The film begins with a black screen except for a single white light in the lower-right corner. There’s the sound of rhythmic tinkling. The seconds yawn in between that opening shot and the appearance of more lights in the lower-left corner, and slowly, very slowly, the camera pulls back to reveal a suspension bridge at night: a terrestrial constellation guiding cars to their ports of call. It’s the Ambassador Bridge, which connects Detroit, Michigan to Ontario, Canada. In the next scene, via a split-screen view, a car is on fire in a seemingly suburban neighborhood. Eventually a fire truck arrives. But while I wait, watching, it continues to burn. I expect the extinguishing to happen, but I don’t get to see it. Instead, the very next scene gives me a different use for water: as a region for exploration. A boy plays in the sand on a beach, at the water’s edge, the fire of a sunset in the far distance behind him.

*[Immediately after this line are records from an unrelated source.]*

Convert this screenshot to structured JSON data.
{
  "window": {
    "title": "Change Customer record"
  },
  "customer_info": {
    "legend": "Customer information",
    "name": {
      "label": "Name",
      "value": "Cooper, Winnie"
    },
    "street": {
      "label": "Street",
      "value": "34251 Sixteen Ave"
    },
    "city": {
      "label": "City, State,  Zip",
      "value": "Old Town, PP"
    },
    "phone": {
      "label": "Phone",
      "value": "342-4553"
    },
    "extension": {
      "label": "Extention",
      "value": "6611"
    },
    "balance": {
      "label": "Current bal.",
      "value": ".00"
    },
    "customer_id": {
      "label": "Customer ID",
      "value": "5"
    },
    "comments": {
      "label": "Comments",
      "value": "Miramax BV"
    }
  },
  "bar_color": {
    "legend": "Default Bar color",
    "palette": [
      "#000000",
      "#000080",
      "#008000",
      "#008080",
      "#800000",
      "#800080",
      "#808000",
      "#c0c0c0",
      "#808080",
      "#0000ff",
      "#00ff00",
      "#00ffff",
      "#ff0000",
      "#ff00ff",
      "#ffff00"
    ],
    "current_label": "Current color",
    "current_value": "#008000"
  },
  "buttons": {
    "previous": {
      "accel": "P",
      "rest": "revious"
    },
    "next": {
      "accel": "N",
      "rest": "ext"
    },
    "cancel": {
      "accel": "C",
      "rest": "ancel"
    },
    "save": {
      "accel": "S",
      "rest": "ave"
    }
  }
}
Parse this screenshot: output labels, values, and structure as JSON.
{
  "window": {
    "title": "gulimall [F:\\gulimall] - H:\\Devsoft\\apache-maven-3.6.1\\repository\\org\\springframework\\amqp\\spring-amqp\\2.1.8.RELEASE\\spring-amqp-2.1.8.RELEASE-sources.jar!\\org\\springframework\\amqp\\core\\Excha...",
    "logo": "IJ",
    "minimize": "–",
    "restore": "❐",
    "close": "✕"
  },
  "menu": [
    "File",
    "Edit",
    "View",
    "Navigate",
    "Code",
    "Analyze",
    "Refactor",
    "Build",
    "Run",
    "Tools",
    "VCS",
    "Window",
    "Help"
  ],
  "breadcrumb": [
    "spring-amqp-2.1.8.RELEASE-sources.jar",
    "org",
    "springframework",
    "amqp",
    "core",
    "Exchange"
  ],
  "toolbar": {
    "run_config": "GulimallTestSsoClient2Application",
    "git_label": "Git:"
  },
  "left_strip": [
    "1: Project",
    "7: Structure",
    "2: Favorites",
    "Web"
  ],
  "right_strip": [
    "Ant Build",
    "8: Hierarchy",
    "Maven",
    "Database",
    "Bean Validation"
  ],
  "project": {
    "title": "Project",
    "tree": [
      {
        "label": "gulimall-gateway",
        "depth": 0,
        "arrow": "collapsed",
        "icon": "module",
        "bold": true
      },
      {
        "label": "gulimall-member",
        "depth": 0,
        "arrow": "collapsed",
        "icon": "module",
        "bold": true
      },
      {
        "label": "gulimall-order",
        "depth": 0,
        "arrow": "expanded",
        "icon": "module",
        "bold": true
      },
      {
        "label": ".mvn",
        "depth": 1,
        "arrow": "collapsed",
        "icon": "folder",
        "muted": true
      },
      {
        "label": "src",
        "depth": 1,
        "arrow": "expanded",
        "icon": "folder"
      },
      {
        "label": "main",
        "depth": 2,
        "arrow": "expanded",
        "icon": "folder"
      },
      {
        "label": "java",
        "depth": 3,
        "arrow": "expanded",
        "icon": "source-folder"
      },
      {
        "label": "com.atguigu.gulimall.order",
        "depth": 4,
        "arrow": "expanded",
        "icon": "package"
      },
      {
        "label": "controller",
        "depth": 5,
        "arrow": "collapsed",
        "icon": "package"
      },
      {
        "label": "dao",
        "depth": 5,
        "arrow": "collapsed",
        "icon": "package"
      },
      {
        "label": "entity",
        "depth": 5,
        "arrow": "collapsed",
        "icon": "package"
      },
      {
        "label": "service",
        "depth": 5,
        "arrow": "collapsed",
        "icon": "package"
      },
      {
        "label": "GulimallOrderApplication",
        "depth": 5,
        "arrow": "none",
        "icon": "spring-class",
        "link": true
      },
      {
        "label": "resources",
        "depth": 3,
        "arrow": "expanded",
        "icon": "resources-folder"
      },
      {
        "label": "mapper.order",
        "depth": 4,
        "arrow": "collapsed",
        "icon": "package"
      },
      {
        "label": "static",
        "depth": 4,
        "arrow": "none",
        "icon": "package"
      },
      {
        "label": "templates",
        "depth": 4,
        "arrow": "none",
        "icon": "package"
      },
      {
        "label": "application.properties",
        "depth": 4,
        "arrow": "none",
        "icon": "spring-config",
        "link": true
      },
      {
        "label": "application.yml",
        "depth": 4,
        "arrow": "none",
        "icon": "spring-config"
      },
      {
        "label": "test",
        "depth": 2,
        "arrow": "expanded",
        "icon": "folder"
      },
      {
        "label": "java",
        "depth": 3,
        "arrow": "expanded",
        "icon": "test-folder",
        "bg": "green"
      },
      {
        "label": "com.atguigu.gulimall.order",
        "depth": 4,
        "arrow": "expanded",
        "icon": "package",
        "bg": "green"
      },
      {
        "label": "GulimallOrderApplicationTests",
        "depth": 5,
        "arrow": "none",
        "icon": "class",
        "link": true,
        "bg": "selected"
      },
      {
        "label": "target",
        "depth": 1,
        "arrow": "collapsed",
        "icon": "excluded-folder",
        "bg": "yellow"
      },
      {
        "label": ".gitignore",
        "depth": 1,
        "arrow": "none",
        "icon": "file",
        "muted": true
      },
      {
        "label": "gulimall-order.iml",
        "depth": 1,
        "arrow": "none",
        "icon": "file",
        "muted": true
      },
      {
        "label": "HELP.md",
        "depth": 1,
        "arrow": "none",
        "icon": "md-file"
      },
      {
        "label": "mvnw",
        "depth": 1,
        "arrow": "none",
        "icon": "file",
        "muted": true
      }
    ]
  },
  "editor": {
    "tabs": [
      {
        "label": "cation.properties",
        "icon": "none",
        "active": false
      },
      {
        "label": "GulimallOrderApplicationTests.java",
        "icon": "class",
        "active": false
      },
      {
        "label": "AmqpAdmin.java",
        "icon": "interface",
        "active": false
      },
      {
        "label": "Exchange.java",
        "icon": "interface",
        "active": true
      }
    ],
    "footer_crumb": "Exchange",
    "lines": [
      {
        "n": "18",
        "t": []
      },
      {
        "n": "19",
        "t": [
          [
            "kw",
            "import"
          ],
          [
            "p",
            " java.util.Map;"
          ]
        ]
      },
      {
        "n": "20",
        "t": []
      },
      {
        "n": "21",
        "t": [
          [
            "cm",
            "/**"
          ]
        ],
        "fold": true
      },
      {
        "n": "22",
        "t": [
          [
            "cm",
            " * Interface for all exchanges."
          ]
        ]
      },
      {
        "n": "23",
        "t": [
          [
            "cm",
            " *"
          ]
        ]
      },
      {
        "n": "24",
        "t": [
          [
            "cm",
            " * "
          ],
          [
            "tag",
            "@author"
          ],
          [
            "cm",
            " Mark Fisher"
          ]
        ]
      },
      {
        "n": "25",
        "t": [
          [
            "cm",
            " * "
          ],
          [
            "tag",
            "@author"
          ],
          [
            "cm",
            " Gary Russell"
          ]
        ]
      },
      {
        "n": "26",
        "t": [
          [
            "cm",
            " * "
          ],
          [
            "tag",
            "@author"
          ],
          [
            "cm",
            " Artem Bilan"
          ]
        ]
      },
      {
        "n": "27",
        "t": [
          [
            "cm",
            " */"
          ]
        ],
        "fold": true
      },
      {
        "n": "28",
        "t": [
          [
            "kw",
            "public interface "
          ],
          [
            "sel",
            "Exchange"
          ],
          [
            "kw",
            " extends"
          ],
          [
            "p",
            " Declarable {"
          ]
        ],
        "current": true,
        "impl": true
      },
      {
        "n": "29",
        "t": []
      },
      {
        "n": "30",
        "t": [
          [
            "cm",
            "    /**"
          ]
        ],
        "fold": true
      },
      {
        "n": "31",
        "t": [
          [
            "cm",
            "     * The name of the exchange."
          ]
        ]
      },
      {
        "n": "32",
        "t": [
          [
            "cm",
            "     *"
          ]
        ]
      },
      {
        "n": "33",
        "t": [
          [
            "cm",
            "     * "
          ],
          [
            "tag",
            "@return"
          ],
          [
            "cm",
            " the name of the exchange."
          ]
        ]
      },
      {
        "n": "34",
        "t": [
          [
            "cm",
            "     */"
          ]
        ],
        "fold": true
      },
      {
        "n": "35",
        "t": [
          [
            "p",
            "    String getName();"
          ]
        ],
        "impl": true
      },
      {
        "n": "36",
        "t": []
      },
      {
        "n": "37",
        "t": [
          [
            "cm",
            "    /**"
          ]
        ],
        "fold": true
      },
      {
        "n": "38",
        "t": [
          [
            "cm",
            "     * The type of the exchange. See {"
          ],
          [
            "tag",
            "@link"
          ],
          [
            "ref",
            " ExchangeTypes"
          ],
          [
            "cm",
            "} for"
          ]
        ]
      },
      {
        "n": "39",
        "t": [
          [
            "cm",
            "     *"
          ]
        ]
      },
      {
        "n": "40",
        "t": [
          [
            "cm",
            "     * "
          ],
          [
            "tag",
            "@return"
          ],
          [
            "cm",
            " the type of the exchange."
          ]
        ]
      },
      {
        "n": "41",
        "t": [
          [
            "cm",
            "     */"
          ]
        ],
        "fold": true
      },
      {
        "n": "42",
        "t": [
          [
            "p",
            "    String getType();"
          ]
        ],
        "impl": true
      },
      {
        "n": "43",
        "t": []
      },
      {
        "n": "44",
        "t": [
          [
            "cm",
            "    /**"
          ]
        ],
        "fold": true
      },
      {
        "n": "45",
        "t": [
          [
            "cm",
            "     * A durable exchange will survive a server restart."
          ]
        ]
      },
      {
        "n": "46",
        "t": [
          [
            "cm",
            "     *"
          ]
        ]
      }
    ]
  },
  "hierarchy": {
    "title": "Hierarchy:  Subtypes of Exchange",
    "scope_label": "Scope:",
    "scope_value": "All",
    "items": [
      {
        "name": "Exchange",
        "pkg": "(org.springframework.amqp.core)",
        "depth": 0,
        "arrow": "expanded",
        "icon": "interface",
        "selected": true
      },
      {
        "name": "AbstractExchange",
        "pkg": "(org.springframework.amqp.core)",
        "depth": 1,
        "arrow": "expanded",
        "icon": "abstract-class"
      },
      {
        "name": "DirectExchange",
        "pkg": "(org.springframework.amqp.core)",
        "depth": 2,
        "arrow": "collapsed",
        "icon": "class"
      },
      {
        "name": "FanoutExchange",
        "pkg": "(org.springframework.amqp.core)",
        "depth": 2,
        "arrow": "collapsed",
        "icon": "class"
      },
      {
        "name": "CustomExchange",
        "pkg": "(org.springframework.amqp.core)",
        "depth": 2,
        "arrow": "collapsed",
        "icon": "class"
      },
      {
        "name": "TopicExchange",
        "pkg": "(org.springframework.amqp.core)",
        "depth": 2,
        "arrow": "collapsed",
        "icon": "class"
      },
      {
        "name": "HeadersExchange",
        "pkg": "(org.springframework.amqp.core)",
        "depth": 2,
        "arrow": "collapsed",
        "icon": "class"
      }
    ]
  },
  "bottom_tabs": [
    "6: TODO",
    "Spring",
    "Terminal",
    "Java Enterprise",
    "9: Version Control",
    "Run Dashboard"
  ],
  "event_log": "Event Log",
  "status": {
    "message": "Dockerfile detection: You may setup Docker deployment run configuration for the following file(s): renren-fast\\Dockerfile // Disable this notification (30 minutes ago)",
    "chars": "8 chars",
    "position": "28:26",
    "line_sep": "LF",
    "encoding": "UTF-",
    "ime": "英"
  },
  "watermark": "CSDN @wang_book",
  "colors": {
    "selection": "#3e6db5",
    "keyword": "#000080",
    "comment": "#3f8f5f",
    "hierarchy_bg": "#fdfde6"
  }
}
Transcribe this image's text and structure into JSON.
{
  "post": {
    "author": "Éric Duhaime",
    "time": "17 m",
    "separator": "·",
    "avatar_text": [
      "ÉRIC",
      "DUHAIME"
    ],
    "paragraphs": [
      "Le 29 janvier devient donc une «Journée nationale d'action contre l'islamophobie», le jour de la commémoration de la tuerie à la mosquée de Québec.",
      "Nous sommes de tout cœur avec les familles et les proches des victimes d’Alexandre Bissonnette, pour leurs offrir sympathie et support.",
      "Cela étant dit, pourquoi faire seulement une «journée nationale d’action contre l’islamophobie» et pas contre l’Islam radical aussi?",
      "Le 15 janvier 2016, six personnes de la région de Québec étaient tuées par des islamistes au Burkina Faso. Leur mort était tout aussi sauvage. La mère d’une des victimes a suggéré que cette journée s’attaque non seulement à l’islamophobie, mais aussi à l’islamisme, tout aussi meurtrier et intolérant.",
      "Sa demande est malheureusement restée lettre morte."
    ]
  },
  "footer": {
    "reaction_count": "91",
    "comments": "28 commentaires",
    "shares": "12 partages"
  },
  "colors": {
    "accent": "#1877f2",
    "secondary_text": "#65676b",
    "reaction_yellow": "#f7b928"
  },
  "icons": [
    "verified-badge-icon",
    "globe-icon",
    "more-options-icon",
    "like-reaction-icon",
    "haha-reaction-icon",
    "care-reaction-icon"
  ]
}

I’m watching Kambui Olujimi’s short film Where Does the Time Go … which premiered a few days ago at the David Rubenstein Atrium at Lincoln Center as part of its ongoing series of free, weekly performances. The screening has a live accompaniment by two jazz musicians, Chris Pattishall and Adam O’Farill. The music they play adds color and mood to Olujimi’s film, making certain passages more eerie than they would otherwise be, and making others feel dangerous, as in the scene where one of the main characters, played by Irungu Mutu, begins to climb an impossibly tall wall with his bare hands and sneakered feet, the keyboard’s melody screeching and the horn going plaintive.
I’m not sure what the film wants to give me in totality, but what I take is the ways that water becomes a conduit between us and the quotidian, crucial needs of our lives. There are scenes in which the water is a cleansing agent, as when we see the character played by Jessica Allie washing herself in the shower, and Mutu submerging himself in a bathtub. It becomes a meteorological mantle in the form of snow. Water gets sipped as tea, but is also shown powerfully dashing off cliff faces, and then goes placid again, becoming a smooth surface on which to skip stones. Then, most significantly, water registers as a guiding force for human settlement in a scene where the camera takes me far above a series of channels and among ports that are busy with the business of taking in, organizing, and storing resources conveyed via the sea.
Water is an apt analogy for the concept of time. Both time and water tend to take the shape of their containers: here, water takes on the forms I’ve mentioned and time stretches to fill the space created by image and music. From this film, this little reservoir of time, I take the emotional rewards of non-narrative exposition, as I come to feel how water quietly plays a mercurial but decisive role in my existence. I also sense that both water and time are irrevocable, that in moments I can only simply watch them meander and go.